Company of heroes 2: the british forces
Janha works in his workshop in Brikama īut Janha’s wishes counted for little. He also joined his family in yearly seasonal migrations “upcountry” to their ancestral village of Bwiam, where he harvested groundnuts to be sold in Bathurst with the profits ploughed back into the family’s jewellery business. He was born the son of a jeweller in Bathurst and had become his father’s silversmith apprentice. When British army recruiters called for volunteers to sign up, Ebou Janha had little interest in war or the martial culture of his ancestors. While some soldiers chose to fight, such as the men from Balangar – a village steeped in martial tradition where 35 friends signed up to fight on the same day in 1941 – many others were forced to. His memory flickers into action as he recalls how, in 1941 when he was 22 years old, he was captured by village elders and sent off to fight against an enemy he had never heard of before.ĭuring World War II, the recruitment of Gambian soldiers was often enforced via a quota system with the 36 local chiefs pressured to supply Britain with 48 servicemen each every month – a number that increased to 75 in March 1943.īritish officials also conducted round-ups of unemployed men in the capital, Bathurst (now Banjul), to enlist them into military service.

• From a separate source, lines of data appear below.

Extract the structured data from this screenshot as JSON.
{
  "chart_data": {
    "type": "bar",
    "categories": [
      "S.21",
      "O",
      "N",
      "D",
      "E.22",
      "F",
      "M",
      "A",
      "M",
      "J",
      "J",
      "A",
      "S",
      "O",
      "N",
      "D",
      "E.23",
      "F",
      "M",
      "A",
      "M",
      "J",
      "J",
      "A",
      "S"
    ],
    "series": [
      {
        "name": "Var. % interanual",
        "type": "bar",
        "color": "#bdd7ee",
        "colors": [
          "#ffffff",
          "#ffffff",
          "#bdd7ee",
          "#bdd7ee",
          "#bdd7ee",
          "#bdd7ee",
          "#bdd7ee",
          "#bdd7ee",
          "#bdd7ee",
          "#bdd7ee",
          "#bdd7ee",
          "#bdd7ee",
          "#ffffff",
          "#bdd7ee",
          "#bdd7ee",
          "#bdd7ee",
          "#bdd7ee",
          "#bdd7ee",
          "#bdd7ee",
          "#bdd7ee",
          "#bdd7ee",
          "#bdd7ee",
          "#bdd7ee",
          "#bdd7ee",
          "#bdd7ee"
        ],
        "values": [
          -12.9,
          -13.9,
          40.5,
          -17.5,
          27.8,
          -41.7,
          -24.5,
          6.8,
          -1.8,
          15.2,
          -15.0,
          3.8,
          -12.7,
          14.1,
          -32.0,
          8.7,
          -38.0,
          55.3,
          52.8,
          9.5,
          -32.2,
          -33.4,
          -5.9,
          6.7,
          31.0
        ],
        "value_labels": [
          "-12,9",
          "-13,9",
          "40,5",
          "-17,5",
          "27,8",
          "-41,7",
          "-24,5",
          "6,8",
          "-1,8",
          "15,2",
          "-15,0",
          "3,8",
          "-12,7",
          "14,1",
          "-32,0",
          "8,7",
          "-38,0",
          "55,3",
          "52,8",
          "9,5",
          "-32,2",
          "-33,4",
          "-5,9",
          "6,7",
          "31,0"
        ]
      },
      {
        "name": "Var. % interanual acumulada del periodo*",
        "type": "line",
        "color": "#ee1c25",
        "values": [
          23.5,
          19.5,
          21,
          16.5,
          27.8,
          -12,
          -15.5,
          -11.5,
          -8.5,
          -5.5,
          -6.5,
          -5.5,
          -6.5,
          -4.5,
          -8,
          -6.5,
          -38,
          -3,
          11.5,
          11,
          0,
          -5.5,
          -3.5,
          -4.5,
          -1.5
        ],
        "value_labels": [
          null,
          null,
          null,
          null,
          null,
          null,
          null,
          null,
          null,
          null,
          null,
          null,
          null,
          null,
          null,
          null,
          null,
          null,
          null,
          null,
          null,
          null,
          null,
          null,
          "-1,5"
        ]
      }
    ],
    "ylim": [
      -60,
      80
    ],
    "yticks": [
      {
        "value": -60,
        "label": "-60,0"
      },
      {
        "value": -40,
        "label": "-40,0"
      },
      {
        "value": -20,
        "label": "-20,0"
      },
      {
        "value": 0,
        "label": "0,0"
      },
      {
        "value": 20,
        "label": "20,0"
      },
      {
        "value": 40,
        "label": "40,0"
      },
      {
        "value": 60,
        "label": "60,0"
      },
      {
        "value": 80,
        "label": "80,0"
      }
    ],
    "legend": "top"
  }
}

Speaking in the small white-walled workshop he built in the 1950s when The Gambia was still a British colony, Janha manages five or so Wolof words at a time while his daughter, 55-year-old Mamtutti, translates.
Brikama, The Gambia – On an early November morning, 102-year-old Ebou Janha rests a pair of pliers next to his jeweller’s anvil and collects his breath before demonstrating how he gunned down Japanese soldiers for the British Empire, 77 years ago.